Knocked Up Page 7
“We have to get our shit together,” he said.
“Yes, let’s do that,” I agreed. “Let’s get our shit together.”
“I’ve already talked to a real estate agent who will let me know about good houses that are coming onto the market.” Apparently, getting our shit together for him means house hunting. “And we definitely need a nanny,” he continued.
“Definitely.”
“And we’ll get a night nurse too, for the first couple of months.”
“And she can teach me how to take care of a baby, because I certainly don’t know a thing about babies.”
“I’m quite aware of that. You’re a child.”
Right. We know.
“Do we really need a house so fast? I mean, don’t you think that’s too much of a change, too fast? What’s wrong with your condo?” I asked him.
“Beck, babies are loud. They cry. And we’ve never really lived together before. We don’t want to be on top of each other. You’re going to want your space. And I’m going to want mine.”
“But babies are, like, this small,” I said, holding out my hands inches apart. “And babies, for the first little while, don’t really do anything. They just kind of lie there and sleep, don’t they? We have time to buy a house. Do you even have money for a house? I think I have $600 in my bank account.”
“Don’t worry about it,” he said. “Where do you want the nanny and night nurse to sleep? My place is too small for all of us. We definitely need something bigger.”
“What about your spare room? We’ll just move the desk and computer and the couch into a corner. Families of four have been known to share apartments smaller than your condo.”
“Do you really want to hear the kid screaming all night in the next room? No, we have to get our shit together, and we definitely have to get a bigger place.”
“We can put the kid in the crib out in the hallway,” I suggested.
“Great. You want to put our child out in the hallway. That’s nice.”
“I was kidding!”
“Beck, this is not like planning our engagement party. You cannot get bored of being pregnant or get bored of being a mother. This is for the rest of our lives.”
God, what does he take me for?
“I know that,” I responded. “I am not going to get bored. I promise.”
The fiancé is going to send me a plane ticket so I can visit him in a couple of weeks. We might even go look at houses. God, a new house? Living with the fiancé? A baby? All at the same time? It’s like . . . it’s like I’m a grown-up now. Could there be anything more depressing?

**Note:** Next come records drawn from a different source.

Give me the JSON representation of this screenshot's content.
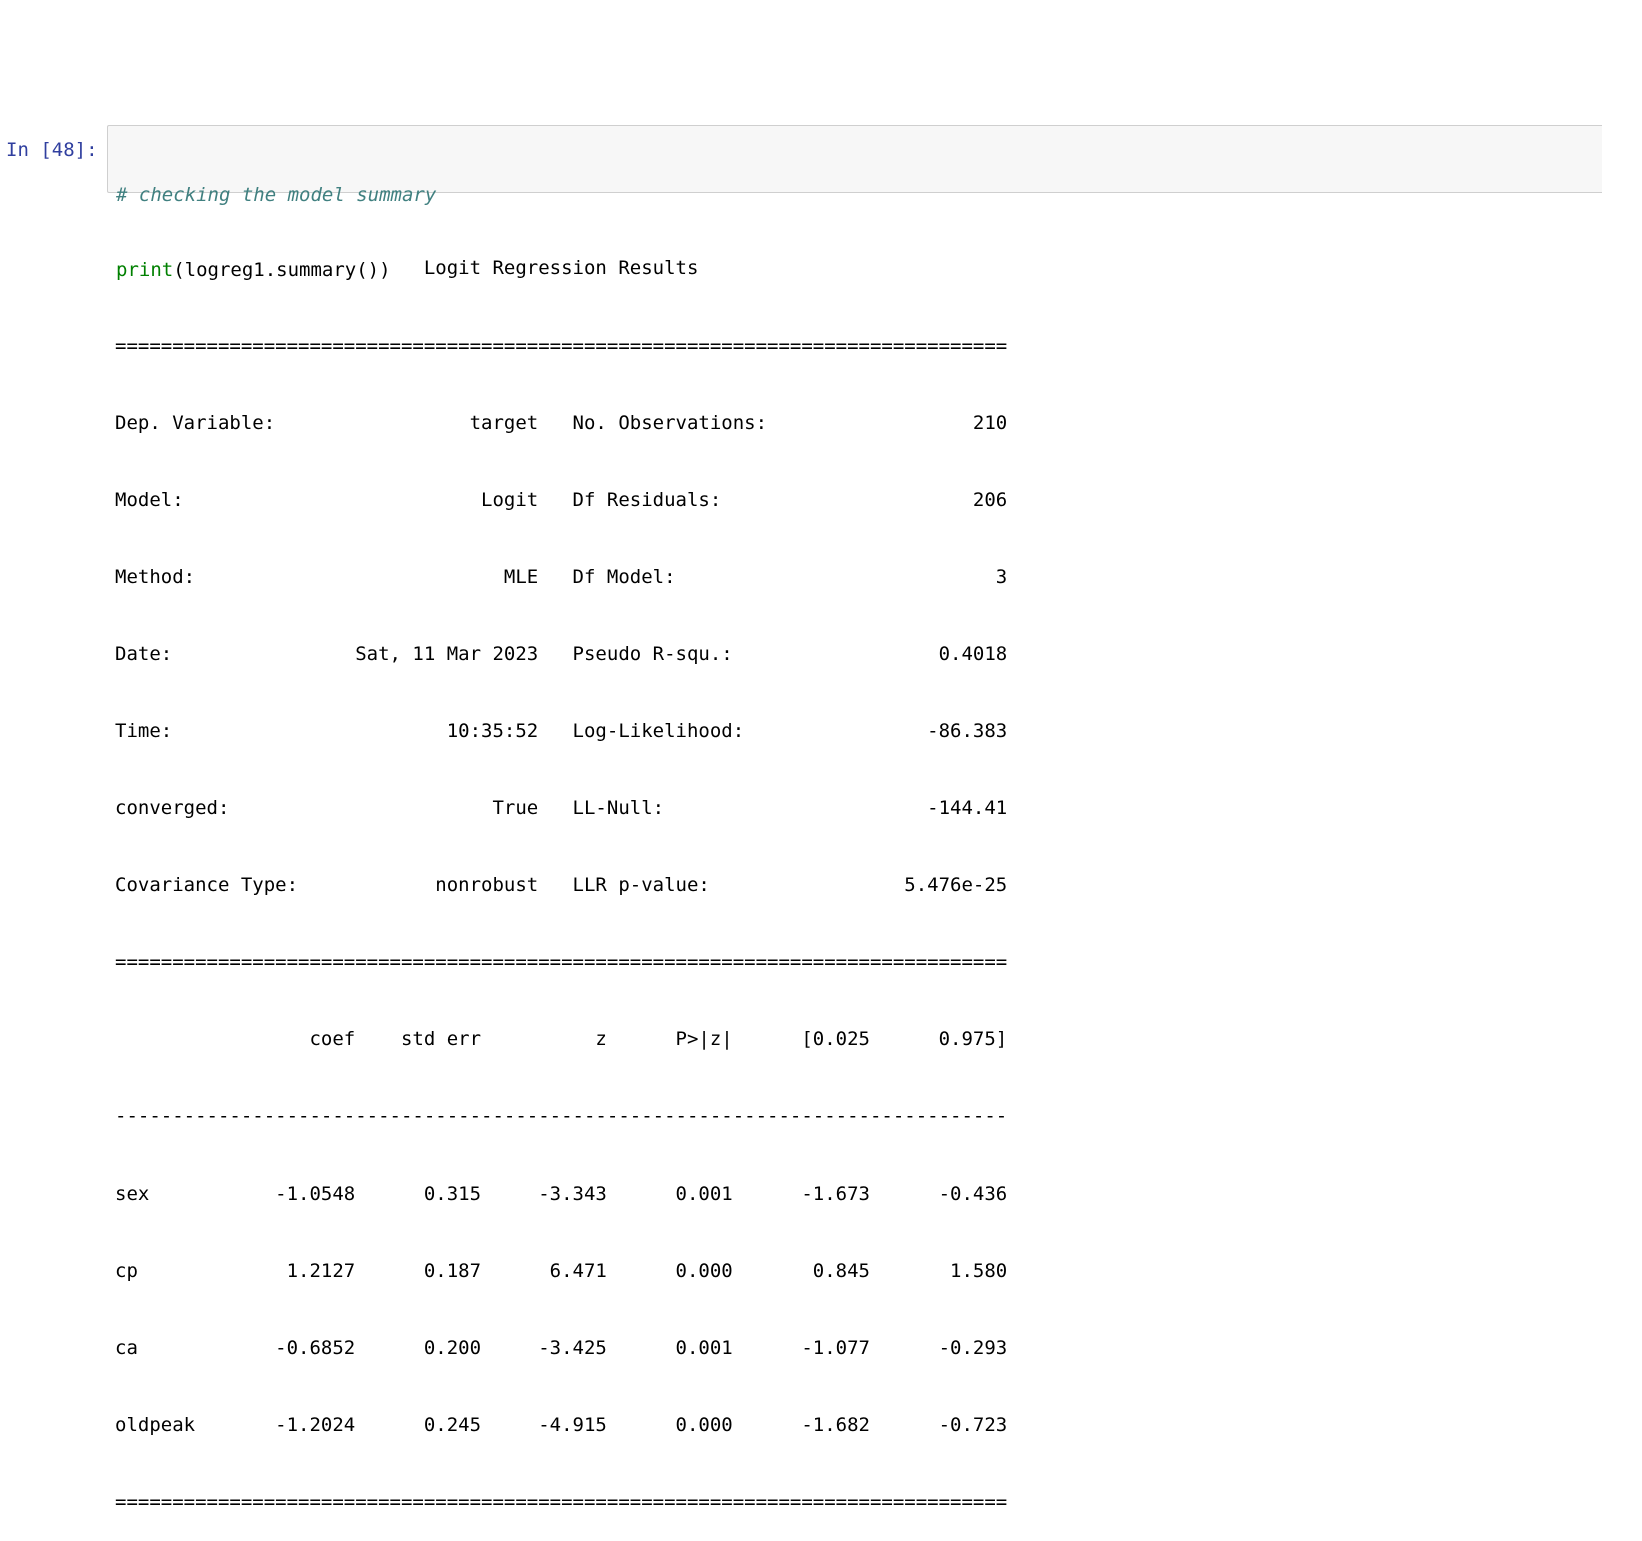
{
  "cell": {
    "prompt": "In [48]:",
    "code": {
      "comment": "# checking the model summary",
      "builtin": "print",
      "rest": "(logreg1.summary())"
    }
  },
  "output": {
    "title": "                           Logit Regression Results                           ",
    "separator_double": "==============================================================================",
    "separator_single": "------------------------------------------------------------------------------",
    "info_rows": [
      "Dep. Variable:                 target   No. Observations:                  210",
      "Model:                          Logit   Df Residuals:                      206",
      "Method:                           MLE   Df Model:                            3",
      "Date:                Sat, 11 Mar 2023   Pseudo R-squ.:                  0.4018",
      "Time:                        10:35:52   Log-Likelihood:                -86.383",
      "converged:                       True   LL-Null:                       -144.41",
      "Covariance Type:            nonrobust   LLR p-value:                 5.476e-25"
    ],
    "coef_header": "                 coef    std err          z      P>|z|      [0.025      0.975]",
    "coef_rows": [
      "sex           -1.0548      0.315     -3.343      0.001      -1.673      -0.436",
      "cp             1.2127      0.187      6.471      0.000       0.845       1.580",
      "ca            -0.6852      0.200     -3.425      0.001      -1.077      -0.293",
      "oldpeak       -1.2024      0.245     -4.915      0.000      -1.682      -0.723"
    ]
  },
  "colors": {
    "prompt": "#303f9f",
    "comment": "#408080",
    "builtin": "#008000",
    "cell_bg": "#f7f7f7",
    "cell_border": "#cfcfcf"
  }
}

The good news is we had sex! The best part about being pregnant is that you can do it without protection. What’s the worst that can happen? You’re already pregnant. The first post-getting-knocked-up sex was very sweet. It was actually a little odd—we barely seemed to touch.
“You know,” I told the fiancé, “you can still do it on top of me.”
“I can? I don’t want to hurt anything.”
I knew he cared. We agree that sex without a condom feels so much better. Not that I’m suggesting it or anything—look where it got us! It did, however, remind me of a joke I once heard. A man and his pregnant wife had regular sex all throughout her pregnancy. When their son was born, the father held him in his arms for the first time. The baby looked up at his new father and, without warning, punched him. “See?” said the baby to his father. “Now you know what it feels like to be bonked in the face.”
MARCH 3
It’s strange, but I really don’t feel pregnant. The queasiness I experienced the first week after conception and the queasiness I felt after doing the four home pregnancy tests seem to have disappeared. Now I feel nothing. I certainly don’t feel like there are arm, leg, and teeth buds growing inside of me. Shouldn’t I be feeling something?
MARCH 4
Still don’t feel anything different. None of my editors at work seem to have noticed that there is anything different about me. One of them even complimented me on my story about the search for the perfect invisible deodorant. And, yes, it was an investigative piece. You try to find an invisible deodorant that is actually invisible. It’s impossible.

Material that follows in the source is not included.